When something great passes, people stand around wishing for more of those moments of power and beauty that it brought. And so we get the black metal equivalent of Django Wilson and his Electric Band Play the Hits of the Beatles, except that now it is a black metal version which revisits the greatest moments of early Gorgoroth through a filter of Ancient and Graveland. Nothing here is poorly executed but the whole misses the driving spirit of black metal that gave it its profundity and instead works on recombining known tropes that once gave it great intensity.

All of the classic attributes are here: the minor-key trailing melodies, the bombastic resurgent themes, the shifting between riffs conveying a sense of hope and thus returning to a feral despair, but the animating force that holds them together does not appear. Like a musical version of Frankenstein’s monster, The Divination of Antiquity is the most beautiful black metal album ever made from pieces of its best, but it lacks the soul to see beyond the immediate and material and touch the conceptual ground of actual black metal. Winterfylleth make songs with the basic feel and sensation of black metal, but without the intention behind it, they never develop to any conclusion sufficient for black metal and instead detour into the semi-circular wistful feeling that indie-rock and post-metal — both witnesses to the decline of human society in lugubrious ways, but helpless observers and not soul-participants in the counteraction — create that are the artistic equivalent of euthanasia. Like back, watch it happen, relax and let the waves wash over you. It will all be over soon.

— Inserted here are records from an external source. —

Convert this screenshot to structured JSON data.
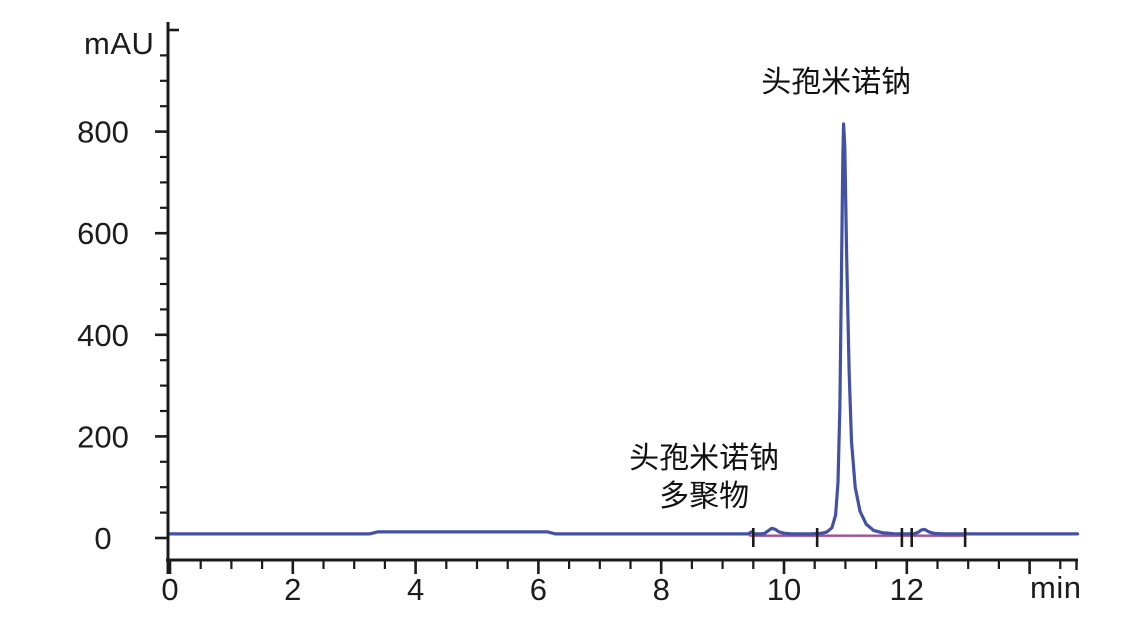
{
  "figure": {
    "background": "#ffffff",
    "axis_color": "#1b1b1b",
    "text_color": "#1c1c1e"
  },
  "chart_data": {
    "type": "line",
    "title": "",
    "xlabel": "min",
    "ylabel": "mAU",
    "grid": false,
    "legend": "none",
    "x_range": [
      0,
      14.8
    ],
    "y_range": [
      0,
      1010
    ],
    "x_labeled_ticks": [
      0,
      2,
      4,
      6,
      8,
      10,
      12
    ],
    "x_major_ticks": [
      0,
      2,
      4,
      6,
      8,
      10,
      12,
      14
    ],
    "x_minor_step": 0.5,
    "y_labeled_ticks": [
      0,
      200,
      400,
      600,
      800
    ],
    "y_major_ticks": [
      0,
      200,
      400,
      600,
      800,
      1000
    ],
    "y_minor_step": 50,
    "series": [
      {
        "name": "uv-signal",
        "color": "#4351a3",
        "stroke_width": 3.2,
        "points": [
          [
            0,
            8
          ],
          [
            3.25,
            8
          ],
          [
            3.38,
            12
          ],
          [
            6.15,
            12
          ],
          [
            6.28,
            8
          ],
          [
            9.42,
            8
          ],
          [
            9.47,
            12
          ],
          [
            9.52,
            8
          ],
          [
            9.62,
            8
          ],
          [
            9.68,
            9
          ],
          [
            9.74,
            14
          ],
          [
            9.8,
            19
          ],
          [
            9.86,
            17
          ],
          [
            9.92,
            12
          ],
          [
            10.0,
            9.5
          ],
          [
            10.12,
            8
          ],
          [
            10.45,
            8
          ],
          [
            10.6,
            9
          ],
          [
            10.7,
            12
          ],
          [
            10.78,
            20
          ],
          [
            10.84,
            45
          ],
          [
            10.88,
            110
          ],
          [
            10.91,
            260
          ],
          [
            10.94,
            560
          ],
          [
            10.96,
            760
          ],
          [
            10.97,
            815
          ],
          [
            10.99,
            770
          ],
          [
            11.02,
            560
          ],
          [
            11.06,
            330
          ],
          [
            11.1,
            190
          ],
          [
            11.16,
            100
          ],
          [
            11.24,
            52
          ],
          [
            11.34,
            27
          ],
          [
            11.46,
            15
          ],
          [
            11.6,
            10.5
          ],
          [
            11.78,
            8.5
          ],
          [
            12.0,
            8
          ],
          [
            12.12,
            8.5
          ],
          [
            12.18,
            11
          ],
          [
            12.24,
            16
          ],
          [
            12.29,
            17
          ],
          [
            12.36,
            12
          ],
          [
            12.45,
            9
          ],
          [
            12.58,
            8
          ],
          [
            14.78,
            8
          ]
        ]
      },
      {
        "name": "integration-baseline",
        "color": "#a2508e",
        "stroke_width": 2.4,
        "points": [
          [
            9.45,
            4.5
          ],
          [
            12.95,
            4.5
          ]
        ]
      }
    ],
    "peak_boundary_marks": {
      "color": "#1b1b1b",
      "x_minutes": [
        9.5,
        10.54,
        11.92,
        12.08,
        12.95
      ]
    },
    "peaks": [
      {
        "name": "头孢米诺钠",
        "retention_time_min": 11.0,
        "apex_mau": 815
      },
      {
        "name": "头孢米诺钠多聚物",
        "retention_time_min": 9.8,
        "apex_mau": 19
      },
      {
        "name": "unlabeled-minor-peak",
        "retention_time_min": 12.3,
        "apex_mau": 17
      }
    ],
    "annotations": [
      {
        "id": "main-peak-label",
        "lines": [
          "头孢米诺钠"
        ],
        "x_min": 10.85,
        "y_mau": 898
      },
      {
        "id": "polymer-peak-label",
        "lines": [
          "头孢米诺钠",
          "多聚物"
        ],
        "x_min": 8.7,
        "y_mau": 157
      }
    ]
  }
}
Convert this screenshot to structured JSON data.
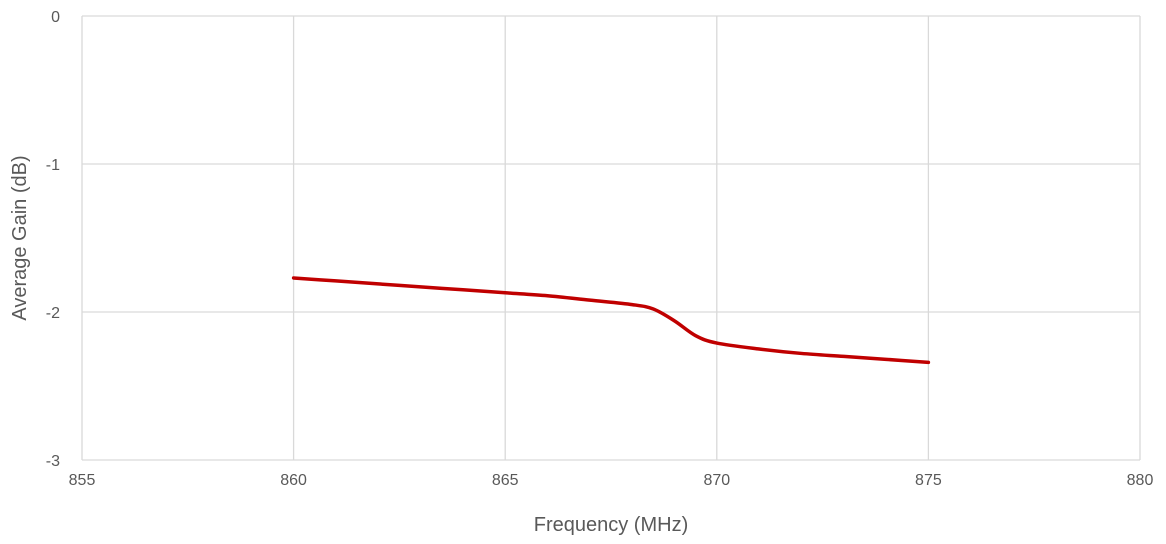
{
  "chart_data": {
    "type": "line",
    "title": "",
    "xlabel": "Frequency (MHz)",
    "ylabel": "Average Gain (dB)",
    "xlim": [
      855,
      880
    ],
    "ylim": [
      -3,
      0
    ],
    "x_ticks": [
      "855",
      "860",
      "865",
      "870",
      "875",
      "880"
    ],
    "y_ticks": [
      "0",
      "-1",
      "-2",
      "-3"
    ],
    "grid": true,
    "legend": "none",
    "series": [
      {
        "color": "#c00000",
        "x": [
          860,
          861,
          862,
          863,
          864,
          865,
          866,
          867,
          868,
          868.5,
          869,
          869.5,
          870,
          871,
          872,
          873,
          874,
          875
        ],
        "y": [
          -1.77,
          -1.79,
          -1.81,
          -1.83,
          -1.85,
          -1.87,
          -1.89,
          -1.92,
          -1.95,
          -1.98,
          -2.06,
          -2.16,
          -2.21,
          -2.25,
          -2.28,
          -2.3,
          -2.32,
          -2.34
        ]
      }
    ]
  }
}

As the album progresses, The Divination of Antiquity starts falling back on more rock and jazz tropes to supplement its diminishing store of black metal landmark moments. The result is pleasant to listen to and evokes many of the old feelings, but like uncompleted thoughts they linger in conversation outside the French coffeehouse and dissipate on the car exhaust and cold air of the morning breeze. It would be wonderful to find in this “what once was,” but that would be the equivalent of concluding the recent Star Wars movies will have the impact of the original out of nostalgia, and ignoring the obvious missing elements which, and not its accessories and techniques, made the original so powerful.